Longitudinal observational study.
Community-dwelling adults ages 65 and older (N=4228) in the 2015 National Health and Aging Trends Study who were enrolled in Medicare Parts A and B for 12 months before their interview.
Main Outcome Measures
Respondents were asked whether they received rehabilitation services in the past year and the duration and location of services. Healthcare Common Procedure Coding System codes and Revenue Center codes were used to identify Medicare-eligible rehabilitation service.

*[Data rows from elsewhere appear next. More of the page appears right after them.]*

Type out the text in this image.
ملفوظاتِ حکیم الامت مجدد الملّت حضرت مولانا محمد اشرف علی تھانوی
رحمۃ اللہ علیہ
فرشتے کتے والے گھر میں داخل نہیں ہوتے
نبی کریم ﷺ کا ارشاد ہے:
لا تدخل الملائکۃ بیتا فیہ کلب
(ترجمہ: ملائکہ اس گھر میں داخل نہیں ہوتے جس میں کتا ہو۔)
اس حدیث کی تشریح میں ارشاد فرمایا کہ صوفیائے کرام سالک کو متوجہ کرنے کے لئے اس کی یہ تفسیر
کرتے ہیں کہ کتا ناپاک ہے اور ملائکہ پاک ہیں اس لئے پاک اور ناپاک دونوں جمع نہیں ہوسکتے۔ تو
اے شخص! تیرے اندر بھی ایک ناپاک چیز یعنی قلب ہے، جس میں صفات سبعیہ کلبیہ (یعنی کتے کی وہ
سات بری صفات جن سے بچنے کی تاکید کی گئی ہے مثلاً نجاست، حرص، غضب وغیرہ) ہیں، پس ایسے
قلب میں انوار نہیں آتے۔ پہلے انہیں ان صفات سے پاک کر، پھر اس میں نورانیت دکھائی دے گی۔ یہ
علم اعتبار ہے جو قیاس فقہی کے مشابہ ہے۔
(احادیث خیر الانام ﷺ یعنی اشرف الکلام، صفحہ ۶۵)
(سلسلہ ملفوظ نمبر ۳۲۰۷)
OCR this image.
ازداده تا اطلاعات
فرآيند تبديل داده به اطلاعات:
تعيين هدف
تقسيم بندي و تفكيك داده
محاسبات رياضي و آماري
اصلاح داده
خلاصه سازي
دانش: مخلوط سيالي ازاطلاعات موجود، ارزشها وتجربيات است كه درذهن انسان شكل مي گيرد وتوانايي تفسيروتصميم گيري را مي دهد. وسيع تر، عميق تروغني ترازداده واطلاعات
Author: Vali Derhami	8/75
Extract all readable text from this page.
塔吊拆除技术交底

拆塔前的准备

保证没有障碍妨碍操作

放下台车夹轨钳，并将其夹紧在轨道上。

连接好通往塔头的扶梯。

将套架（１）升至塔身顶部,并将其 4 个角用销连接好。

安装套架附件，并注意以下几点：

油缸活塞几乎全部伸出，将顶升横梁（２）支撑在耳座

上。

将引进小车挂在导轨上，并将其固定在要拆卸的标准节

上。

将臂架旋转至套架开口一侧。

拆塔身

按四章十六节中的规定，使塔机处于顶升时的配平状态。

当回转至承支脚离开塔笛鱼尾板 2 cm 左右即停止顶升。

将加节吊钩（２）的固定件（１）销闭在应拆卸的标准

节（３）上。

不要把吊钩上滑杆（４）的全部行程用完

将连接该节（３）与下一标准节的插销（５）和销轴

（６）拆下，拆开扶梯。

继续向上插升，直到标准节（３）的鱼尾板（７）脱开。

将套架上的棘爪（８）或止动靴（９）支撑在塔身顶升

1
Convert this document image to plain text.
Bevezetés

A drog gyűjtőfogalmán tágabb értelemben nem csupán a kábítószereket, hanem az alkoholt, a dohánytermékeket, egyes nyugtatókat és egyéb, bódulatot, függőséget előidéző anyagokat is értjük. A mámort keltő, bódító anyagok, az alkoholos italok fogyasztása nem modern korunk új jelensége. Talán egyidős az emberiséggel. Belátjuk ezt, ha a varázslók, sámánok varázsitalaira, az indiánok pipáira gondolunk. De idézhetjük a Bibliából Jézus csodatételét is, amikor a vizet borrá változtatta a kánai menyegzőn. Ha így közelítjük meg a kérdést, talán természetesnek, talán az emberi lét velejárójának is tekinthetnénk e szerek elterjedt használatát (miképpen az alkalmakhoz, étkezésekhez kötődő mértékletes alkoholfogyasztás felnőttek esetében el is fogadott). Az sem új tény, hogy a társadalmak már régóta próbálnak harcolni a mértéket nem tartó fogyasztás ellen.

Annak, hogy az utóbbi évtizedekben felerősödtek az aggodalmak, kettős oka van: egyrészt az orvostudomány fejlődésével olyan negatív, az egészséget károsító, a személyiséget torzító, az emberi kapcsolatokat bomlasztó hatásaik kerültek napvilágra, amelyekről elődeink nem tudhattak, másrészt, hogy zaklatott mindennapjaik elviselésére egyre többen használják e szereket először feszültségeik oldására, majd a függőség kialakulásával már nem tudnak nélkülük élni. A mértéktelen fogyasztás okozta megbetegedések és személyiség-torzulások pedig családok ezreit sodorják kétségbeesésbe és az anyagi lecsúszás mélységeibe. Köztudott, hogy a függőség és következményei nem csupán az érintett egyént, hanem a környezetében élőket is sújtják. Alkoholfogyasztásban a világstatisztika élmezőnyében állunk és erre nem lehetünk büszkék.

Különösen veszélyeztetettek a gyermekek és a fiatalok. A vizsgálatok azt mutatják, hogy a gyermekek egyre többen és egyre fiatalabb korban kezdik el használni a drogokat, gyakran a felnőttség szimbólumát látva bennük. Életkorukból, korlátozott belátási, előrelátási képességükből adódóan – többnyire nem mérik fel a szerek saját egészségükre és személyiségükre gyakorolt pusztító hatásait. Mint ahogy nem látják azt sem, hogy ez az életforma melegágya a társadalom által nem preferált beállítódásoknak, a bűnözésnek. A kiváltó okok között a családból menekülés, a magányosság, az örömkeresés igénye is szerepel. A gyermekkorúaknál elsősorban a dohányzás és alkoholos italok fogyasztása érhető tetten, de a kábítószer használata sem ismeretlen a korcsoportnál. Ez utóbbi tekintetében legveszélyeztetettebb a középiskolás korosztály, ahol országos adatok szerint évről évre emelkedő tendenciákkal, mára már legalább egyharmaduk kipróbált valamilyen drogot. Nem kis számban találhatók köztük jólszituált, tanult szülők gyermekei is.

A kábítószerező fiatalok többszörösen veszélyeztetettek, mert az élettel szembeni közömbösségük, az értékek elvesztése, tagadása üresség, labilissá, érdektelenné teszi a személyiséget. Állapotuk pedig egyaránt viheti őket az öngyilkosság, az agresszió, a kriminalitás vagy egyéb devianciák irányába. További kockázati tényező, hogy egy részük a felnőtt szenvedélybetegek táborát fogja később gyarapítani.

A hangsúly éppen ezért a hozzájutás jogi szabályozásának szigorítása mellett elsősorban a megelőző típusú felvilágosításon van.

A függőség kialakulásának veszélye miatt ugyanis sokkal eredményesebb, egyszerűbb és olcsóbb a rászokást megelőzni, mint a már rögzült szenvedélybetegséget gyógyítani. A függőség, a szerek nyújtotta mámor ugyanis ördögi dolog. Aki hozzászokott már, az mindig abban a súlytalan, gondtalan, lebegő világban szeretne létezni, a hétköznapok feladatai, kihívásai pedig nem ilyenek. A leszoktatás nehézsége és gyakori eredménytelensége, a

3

Survey-based reports and Medicare claims yielded similar estimates of rehabilitation use over the past year. Self-reported measures had high sensitivity (77%) and positive predictive value (80%) and even higher specificity and negative predictive value (approaching 95%). However, in adjusted models, sensitivity was lower for black enrollees, the very old, and those with lower education levels.
Survey-based measures of rehabilitation accurately captured use over the past year, but differential reporting should be considered when characterizing rehabilitation use in certain subgroups of older Americans.